Heute ist ein trauriger Tag, nämlich der Tag der Familie:
Zunächst einmal ist dieser Tag, der uns den Wert der Familie bewusst machen soll, sang- und klanglos in Vergessenheit geraten. Oder haben Sie von irgend einem Politiker oder Kirchenmann gehört, dass er diesen Tag in Erinnerung gerufen hätte? Das würde nur Ärger geben, denn dann würde man feststellen müssen, dass die Familie immer mehr kaputt gemacht wird:
Unsere Wirtschaft entwickelt sich immer mehr so, dass nicht die Arbeit zu den Menschen kommt, sondern umgekehrt die Menschen fern von der Heimat und Familie  unter menschenunwürdigen Bedingungen arbeiten müssen. Das haben wir gerade in der Fleischindustrie gesehen:
https://autorenseite.wordpress.com/2020/05/14/fleischindustrie-ich-bin-entsetzt/
Aber auch sonst ist ein immer größer werdender Teil der Menschheit in der Ferne beschäftigt: als Erntehelfer, als Bauarbeiter (Katar), als Besatzung in Kreuzfahrtschiffen, …
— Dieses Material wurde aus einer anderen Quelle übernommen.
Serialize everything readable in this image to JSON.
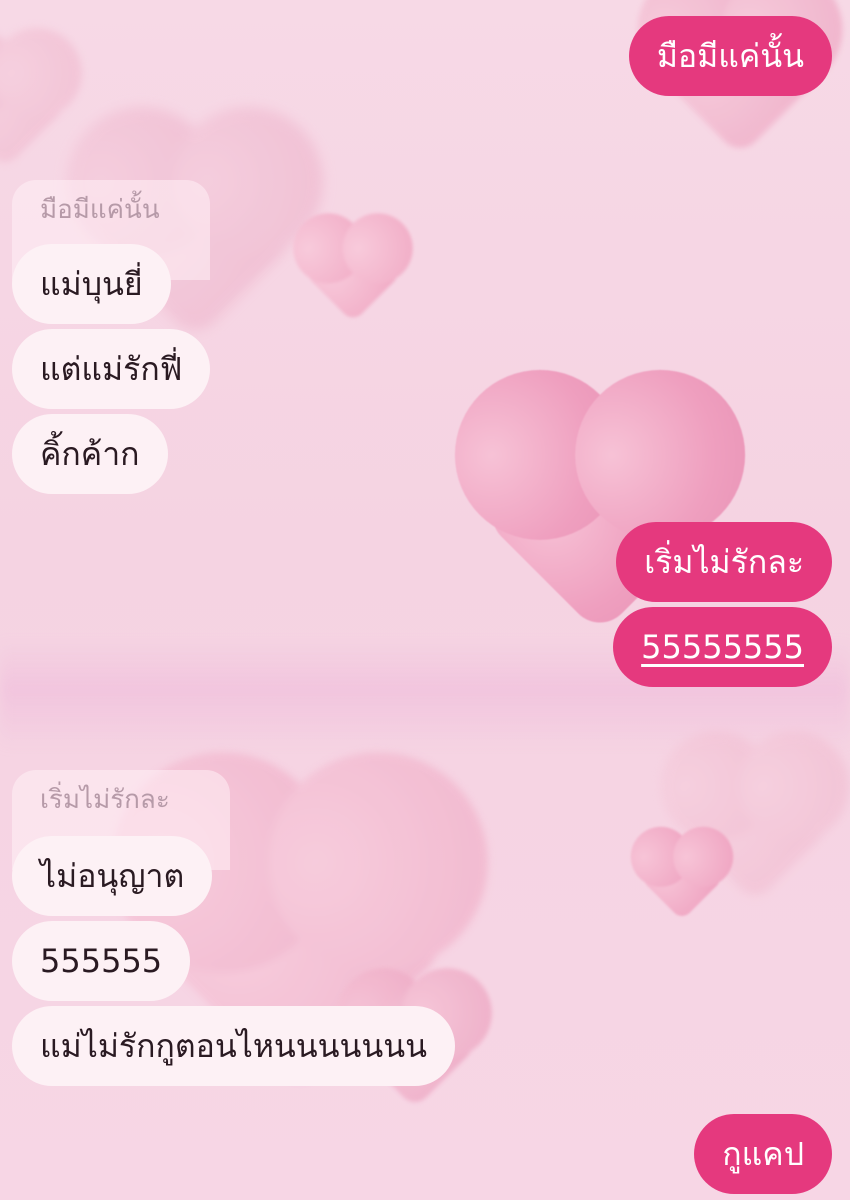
{
  "chat": {
    "messages": [
      {
        "id": "out1",
        "direction": "outgoing",
        "text": "มือมีแค่นั้น"
      },
      {
        "id": "quote1",
        "direction": "reply-reference",
        "text": "มือมีแค่นั้น"
      },
      {
        "id": "in1",
        "direction": "incoming",
        "text": "แม่บุนยี่"
      },
      {
        "id": "in2",
        "direction": "incoming",
        "text": "แต่แม่รักฟี่"
      },
      {
        "id": "in3",
        "direction": "incoming",
        "text": "คิ้กค้าก"
      },
      {
        "id": "out2",
        "direction": "outgoing",
        "text": "เริ่มไม่รักละ"
      },
      {
        "id": "out3",
        "direction": "outgoing",
        "text": "55555555"
      },
      {
        "id": "quote2",
        "direction": "reply-reference",
        "text": "เริ่มไม่รักละ"
      },
      {
        "id": "in4",
        "direction": "incoming",
        "text": "ไม่อนุญาต"
      },
      {
        "id": "in5",
        "direction": "incoming",
        "text": "555555"
      },
      {
        "id": "in6",
        "direction": "incoming",
        "text": "แม่ไม่รักกูตอนไหนนนนนนน"
      },
      {
        "id": "out4",
        "direction": "outgoing",
        "text": "กูแคป"
      }
    ]
  },
  "colors": {
    "outgoing_bubble": "#e5397e",
    "incoming_bubble": "#fdf1f5",
    "background": "#f6d6e4",
    "quote_text": "#b69aa8"
  },
  "background_decoration": "pink-hearts-wallpaper"
}
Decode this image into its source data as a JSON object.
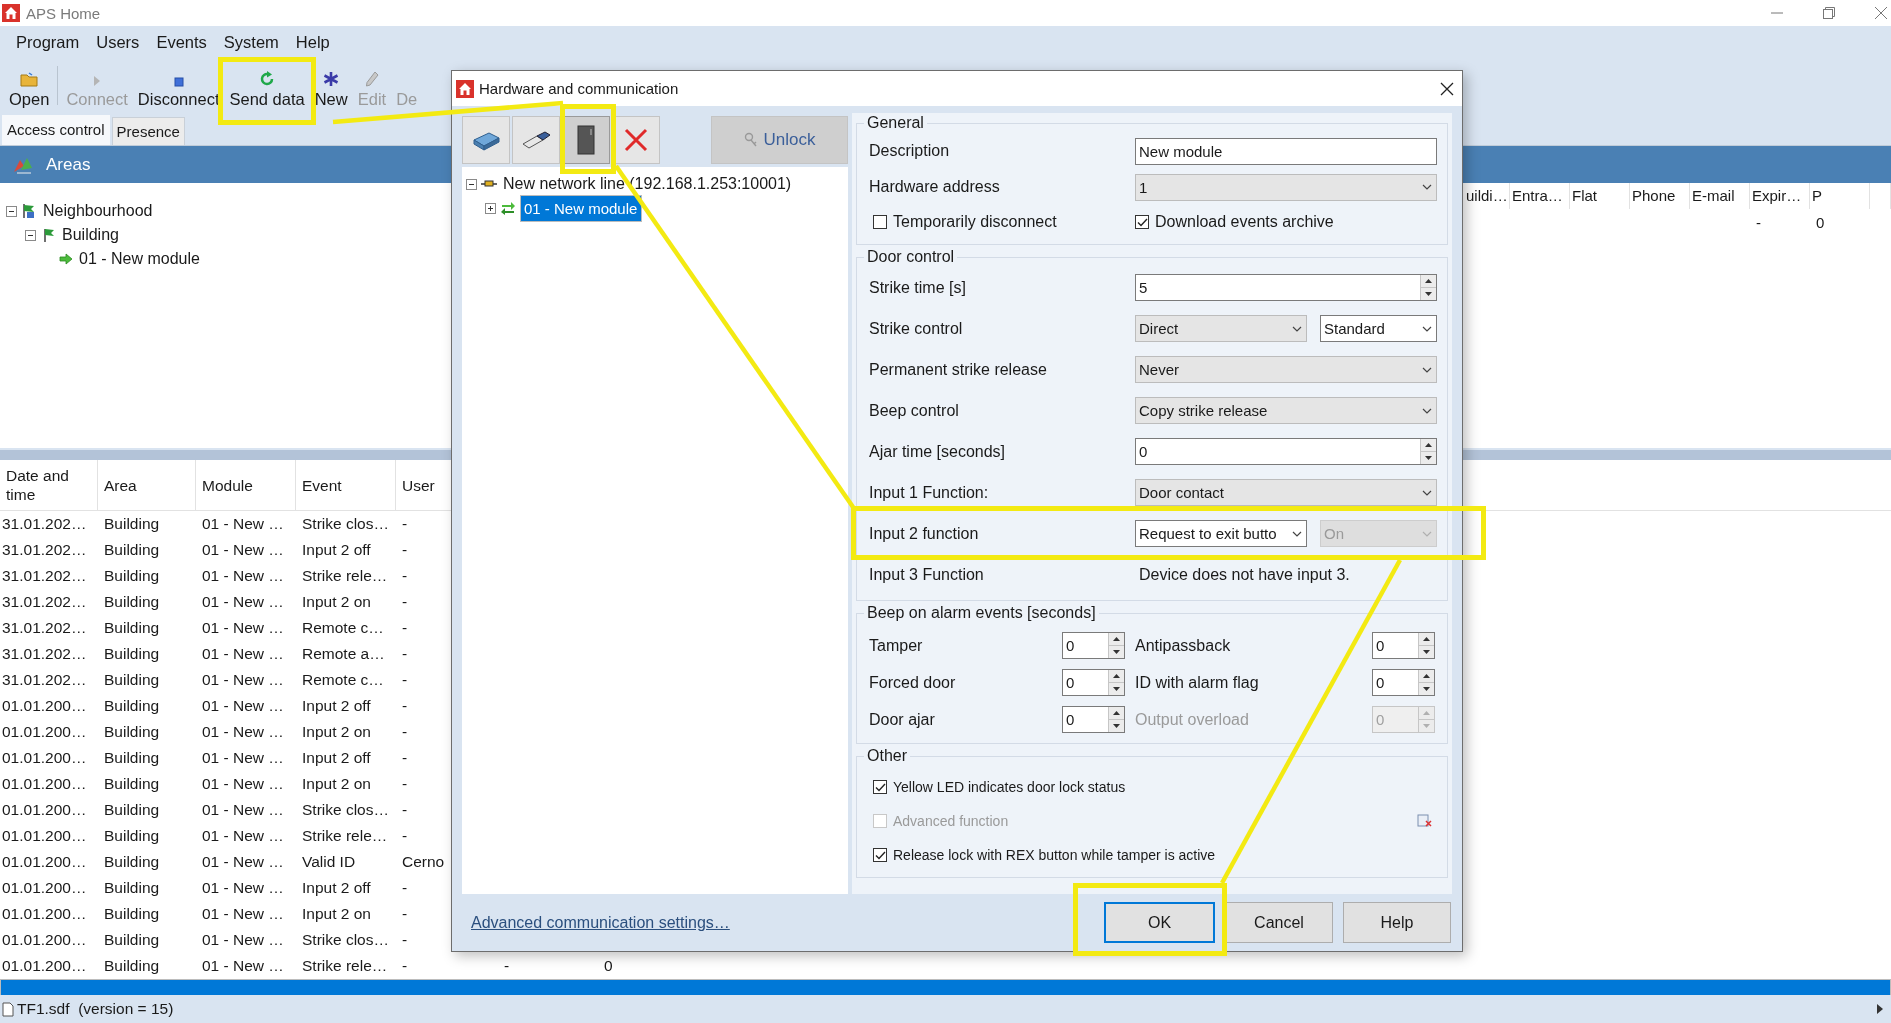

An sich heißt es ja in der UN-Menschenrechtscharta: „Die Familie ist die natürliche Grundeinheit der Gesellschaft und hat Anspruch auf Schutz durch Gesellschaft und Staat.“ Und auch das Grundgesetz stellt die Familie unter dem besonderen Schutz des Staates. Aber das nützt alles nichts.
Die Hausfrau ist nicht mehr das Herz der Familie, sondern wird zum rückständigen „Heimchen am Herd“, denn unsere Wirtschaft braucht sie wie in Kriegszeiten als Arbeitskraft.
Vielleicht hat ja Bischof Bertram Meier jedenfalls insofern Recht, als er meint, wir sollten uns in der Corana-Krise einmal besinnen: Sind wir auf dem richtigen Weg?